En contra de la lectura/un semáforo/placebo

Álvaro Alemán

Alvaro Alemán
Quito, Ecuador

La animadversión provocada al escuchar la repetición constante de frases hechas parece no tener impacto alguno al momento de diseñar campañas publicitarias. La dinámica entre la obligación impuesta y la resistencia impulsiva gobierna las estrategias de captación de audiencias en el clima contemporáneo de publicidad hoy en día. Y esa es la condición de prácticamente toda apuesta hoy en día en los medios: que las personas obedezcan, o que se opongan. Este método compulsivo ha abandonado ya el ámbito de la complejidad como insatisfactorio; o porque no recluta seguidores en el número suficiente o porque el entusiasmo consumidor de estos es demasiado pobre. ¿Para qué ocuparse de mercados inciertos, pequeños y lo que es peor, escépticos, si la directiva central es apremio, volumen y eficiencia? Lamentablemente, esta lógica se adhiere a la gestión cultural con demasiada frecuencia. Las campañas de lectura, por ejemplo, parecerían mendigar atención al todopoderoso segmento económicamente activo mediante una proposición absoluta: la lectura es un bien social, una sociedad que no lee es una sociedad empobrecida.

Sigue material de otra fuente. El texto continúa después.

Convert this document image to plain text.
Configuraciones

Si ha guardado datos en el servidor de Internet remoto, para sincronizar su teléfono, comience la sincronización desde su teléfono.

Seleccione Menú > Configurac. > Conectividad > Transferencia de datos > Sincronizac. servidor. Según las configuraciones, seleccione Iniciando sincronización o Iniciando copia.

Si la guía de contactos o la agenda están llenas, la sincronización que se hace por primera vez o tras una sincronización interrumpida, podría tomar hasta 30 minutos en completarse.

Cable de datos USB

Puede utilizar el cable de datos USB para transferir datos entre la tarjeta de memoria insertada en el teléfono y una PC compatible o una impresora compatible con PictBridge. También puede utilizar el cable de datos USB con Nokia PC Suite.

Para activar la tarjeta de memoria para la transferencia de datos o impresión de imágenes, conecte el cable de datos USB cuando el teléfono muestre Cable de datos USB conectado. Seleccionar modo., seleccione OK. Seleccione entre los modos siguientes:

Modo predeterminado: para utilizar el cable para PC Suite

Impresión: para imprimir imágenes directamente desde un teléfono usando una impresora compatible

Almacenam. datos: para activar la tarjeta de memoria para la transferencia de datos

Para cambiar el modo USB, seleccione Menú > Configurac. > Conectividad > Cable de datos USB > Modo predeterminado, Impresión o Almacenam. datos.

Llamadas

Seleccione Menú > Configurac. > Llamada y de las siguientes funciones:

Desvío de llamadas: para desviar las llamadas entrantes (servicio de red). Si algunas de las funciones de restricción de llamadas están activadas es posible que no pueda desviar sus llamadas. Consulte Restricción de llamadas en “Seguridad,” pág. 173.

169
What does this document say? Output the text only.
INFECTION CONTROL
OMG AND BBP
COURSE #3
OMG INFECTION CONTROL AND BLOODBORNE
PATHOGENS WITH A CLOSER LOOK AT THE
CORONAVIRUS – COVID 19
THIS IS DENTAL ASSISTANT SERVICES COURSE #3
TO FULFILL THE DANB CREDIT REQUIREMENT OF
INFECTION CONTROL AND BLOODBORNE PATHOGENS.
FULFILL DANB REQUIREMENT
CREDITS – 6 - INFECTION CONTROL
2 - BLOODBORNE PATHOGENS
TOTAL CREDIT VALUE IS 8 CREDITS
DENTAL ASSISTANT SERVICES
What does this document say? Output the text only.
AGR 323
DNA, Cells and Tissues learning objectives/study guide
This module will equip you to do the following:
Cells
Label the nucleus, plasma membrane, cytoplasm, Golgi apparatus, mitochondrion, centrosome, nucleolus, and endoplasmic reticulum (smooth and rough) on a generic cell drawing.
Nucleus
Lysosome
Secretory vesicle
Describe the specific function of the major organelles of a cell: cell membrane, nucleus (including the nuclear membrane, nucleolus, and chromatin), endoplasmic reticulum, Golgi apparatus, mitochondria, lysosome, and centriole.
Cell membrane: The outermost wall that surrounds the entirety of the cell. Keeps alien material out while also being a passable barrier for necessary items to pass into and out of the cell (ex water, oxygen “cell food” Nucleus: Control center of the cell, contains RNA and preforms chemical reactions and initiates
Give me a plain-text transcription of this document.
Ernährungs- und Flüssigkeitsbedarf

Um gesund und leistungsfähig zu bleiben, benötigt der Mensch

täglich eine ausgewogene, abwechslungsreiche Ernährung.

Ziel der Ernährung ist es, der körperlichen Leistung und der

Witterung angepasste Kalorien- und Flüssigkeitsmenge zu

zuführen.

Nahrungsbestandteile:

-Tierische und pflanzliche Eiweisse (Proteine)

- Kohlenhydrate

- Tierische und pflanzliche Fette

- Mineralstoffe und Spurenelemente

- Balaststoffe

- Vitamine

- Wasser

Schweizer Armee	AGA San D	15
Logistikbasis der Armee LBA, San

Pero resulta que la lectura no es un asunto sencillo. ¿Qué es leer? ¿Decodificar? ¿Procesar? ¿Asimilar? ¿Analizar?. ¿Se trata de un proceso mecánico o de una destreza compleja, que requiere ponderación, imaginación, extrapolación, una habilidad atravesada por la duda y sembrada de incertidumbre? ¿La lectura es una actividad o un descanso, un desafío o un embuste? Y qué hay de los contenidos porque me atrevería a postular, por ejemplo, que el consumo voraz de manuales de autoayuda no es en sí, un bien indiscriminado, ni tampoco lo es leer en ese espíritu (el del mejoramiento personal), ni en el de paliar la inseguridad intelectual privada, ni en el de hacerlo como obligación.

En The Solitary Vice (el vicio solitario) Mikita Brottman se pregunta sobre el costo psicológico de la bibliomanía llevada al extremo. La autora sugiere que sepultarse en libros es equivalente a un entierro en vida, sin acceso a la experiencia o la realidad. Brottman anota que en tiempos victorianos “la lectura excesiva era considerada un impedimento para vivir una vida plena; las personas creían que la lectura de novelas llenaría la cabeza de las personas de sueños y las dejaría expuestos y desarmados ante la desilusión y desolación del mundo real”.

Ciertamente, abstenerse de la lectura no condena a las personas a la desesperanza ni al vacío existencial. Brottman argumenta que el valor de la lectura no radica en su capacidad de ahuyentar el Alzheimer o de entretener. Su valor más bien se aproxima a aquel otro conocido vicio solitario, la masturbación. La lectura es así, no un acto de placer (enmendemos: no solo un acto de placer) sino una herramienta para la auto exploración, algo que permite que la gente vea el mundo a través de la perspectiva de otros y que les faculta para viajar profundamente en dirección a la oscuridad de la condición humana. El acto de lectura libre implica así, ante todo, la posibilidad de elegir, de preferir como decía alguna vez uno de los lectores más sagaces de la historia de la cultura del Ecuador, Benjamín Carrión.

La campaña nacional de la lectura del Ecuador; sin embargo, anuncia que su objetivo principal consiste en “mejorar el comportamiento lector de ecuatorianos y ecuatorianas”. Esa conducción externa, esa directiva, que participa de la lógica publicitaria del chantaje, abandona la posibilidad de una lectura libre y a contrapelo, a contracorriente, potencialmente constructiva y también posiblemente devastadora, como los ejemplos de Alonso Quijano y Emma Bovary demuestran.

La lectura y la educación, al igual que la inversión pública, no garantizan una transformación profunda de la humanidad circundante en un sentido positivo, simplemente la imaginan. Entre tanto, el discurso publicitario repetitivo y apresurado de la lectura sigue su camino de cumplimiento de una labor, apretando el botón sin circuito del semáforo de los intereses nacionales, esperando el momento de aventurarse por el tráfico de intereses cruzados. Pero el cambio de luces no responde al acto mecánico de apretar el botón, es una ilusión, un placebo (del latin placere), la repetición satisface pero no va hacia ningún lugar, la lectura sigue siendo un vicio solitario.